#allertameteoSAR: quando twitter ti aiuta a sopravvivere
L’ashtag creato in poche ore permette di rimanere informati tenendo in mano il cellulare. L'appello: "Tenete aperte le reti wi-fi"
C’è posto per tutto, per la polemica – poca – per gli avvisi che si replicano a ripetizione, e per informazioni operative su dove andare se bnon si ha da mangiare. I social network sono sempre più utili in caso di eventi tragici per l’umanità, sia che si tratti di una rivoluzione civile, sia che a spaventari siano gli elementi della natura. Così su twitter basta un cancelletto seguito da una parola d’ordine per avere in tempo reale in polso della situazione. Oggi, purtroppo, quella parola d’ordine è #allertameteoSAR.
Facendo una ricerca twitter con #allertameteoSAR si scopre, poco prima delle 13 di opggi che "a Olbia ci sono pasti caldi a chiesa Sacra Famiglia, chiesa di Sant’Antonio e ferramenta Addis via Veneto” e che “il sindaco di Marrubiu A.Santucciu è ad Uras ad aiutare.
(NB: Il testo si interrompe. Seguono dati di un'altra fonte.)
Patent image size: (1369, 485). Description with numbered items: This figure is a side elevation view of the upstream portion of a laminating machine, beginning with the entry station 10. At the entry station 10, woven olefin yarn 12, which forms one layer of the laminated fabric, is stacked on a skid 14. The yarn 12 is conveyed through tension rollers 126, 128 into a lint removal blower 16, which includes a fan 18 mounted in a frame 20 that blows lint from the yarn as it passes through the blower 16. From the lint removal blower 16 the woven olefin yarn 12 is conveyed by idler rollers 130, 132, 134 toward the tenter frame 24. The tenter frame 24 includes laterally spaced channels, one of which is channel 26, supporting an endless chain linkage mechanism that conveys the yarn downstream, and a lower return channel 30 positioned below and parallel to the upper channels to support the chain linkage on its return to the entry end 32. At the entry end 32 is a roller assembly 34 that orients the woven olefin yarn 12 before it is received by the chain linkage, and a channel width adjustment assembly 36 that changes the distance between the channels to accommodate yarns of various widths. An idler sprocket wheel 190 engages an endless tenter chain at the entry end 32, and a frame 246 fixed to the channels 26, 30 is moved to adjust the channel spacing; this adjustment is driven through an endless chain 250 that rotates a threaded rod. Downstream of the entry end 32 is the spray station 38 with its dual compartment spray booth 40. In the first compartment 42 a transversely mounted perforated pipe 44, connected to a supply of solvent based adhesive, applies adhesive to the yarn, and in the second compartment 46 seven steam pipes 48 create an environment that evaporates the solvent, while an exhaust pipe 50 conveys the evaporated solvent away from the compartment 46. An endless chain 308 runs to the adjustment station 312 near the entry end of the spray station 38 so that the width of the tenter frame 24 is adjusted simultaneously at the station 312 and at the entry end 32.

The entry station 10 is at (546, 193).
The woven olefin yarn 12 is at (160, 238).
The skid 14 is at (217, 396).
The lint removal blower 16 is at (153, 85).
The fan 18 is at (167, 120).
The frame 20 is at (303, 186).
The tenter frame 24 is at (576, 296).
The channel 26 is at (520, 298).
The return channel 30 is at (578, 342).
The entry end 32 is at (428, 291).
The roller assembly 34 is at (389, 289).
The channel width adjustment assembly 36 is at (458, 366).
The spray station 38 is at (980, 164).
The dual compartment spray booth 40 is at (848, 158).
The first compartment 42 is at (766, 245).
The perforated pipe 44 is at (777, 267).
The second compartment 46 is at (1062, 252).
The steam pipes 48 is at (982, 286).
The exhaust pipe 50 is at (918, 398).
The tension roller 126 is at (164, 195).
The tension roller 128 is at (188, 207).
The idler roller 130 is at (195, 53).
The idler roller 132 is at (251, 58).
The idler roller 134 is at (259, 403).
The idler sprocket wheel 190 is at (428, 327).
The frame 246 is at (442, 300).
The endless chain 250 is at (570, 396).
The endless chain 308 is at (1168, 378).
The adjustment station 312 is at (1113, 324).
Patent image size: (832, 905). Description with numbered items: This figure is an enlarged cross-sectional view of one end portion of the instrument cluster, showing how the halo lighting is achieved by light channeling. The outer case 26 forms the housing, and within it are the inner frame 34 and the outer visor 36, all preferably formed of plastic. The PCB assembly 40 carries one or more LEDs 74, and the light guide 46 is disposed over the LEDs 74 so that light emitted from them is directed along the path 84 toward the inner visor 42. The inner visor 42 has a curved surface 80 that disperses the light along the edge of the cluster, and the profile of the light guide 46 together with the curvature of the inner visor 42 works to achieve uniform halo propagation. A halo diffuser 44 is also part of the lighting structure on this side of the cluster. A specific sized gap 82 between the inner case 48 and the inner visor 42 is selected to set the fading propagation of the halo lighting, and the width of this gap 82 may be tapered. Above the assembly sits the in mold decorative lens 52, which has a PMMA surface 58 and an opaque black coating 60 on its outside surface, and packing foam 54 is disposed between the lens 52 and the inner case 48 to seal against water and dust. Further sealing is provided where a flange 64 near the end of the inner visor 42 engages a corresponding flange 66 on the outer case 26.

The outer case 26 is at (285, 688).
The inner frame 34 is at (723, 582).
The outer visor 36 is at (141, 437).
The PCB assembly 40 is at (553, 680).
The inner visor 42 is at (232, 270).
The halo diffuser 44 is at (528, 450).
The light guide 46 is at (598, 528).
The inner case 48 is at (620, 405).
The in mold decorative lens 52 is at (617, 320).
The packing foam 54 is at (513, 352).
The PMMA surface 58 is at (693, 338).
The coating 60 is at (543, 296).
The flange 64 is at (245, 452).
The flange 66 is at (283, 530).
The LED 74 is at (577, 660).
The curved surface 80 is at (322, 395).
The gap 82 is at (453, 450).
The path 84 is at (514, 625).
Per chi volesse andare ad aiutare i num sono 3403604708 3474110095”. Oppure, a metà fra la notizia, la polemica e l’informazione che “Briatore mette a disposizione 14 alloggi del Billionaire. (finalmente)#allertameteoSAR”.
La premessa del discorso, è sempre bene ricordarlo quando si ha a che fgare coi social network, sta nell’avere ovviamente la rete di trasmissione dati sufficiente per mettersi in collegamento col resto del mondo: infatti diversi sono gli appelli per aprire le reti wi-fi di casa.
Anche su Facebook la mobilitazione è in atto: con un gruppo “Apriamo le case ai nostri concittadini” nato ad Olbia, è possibile mettersi in contatto in queste ore con chi ha bisogno e destinare la propria casa a chi è rimasto senza.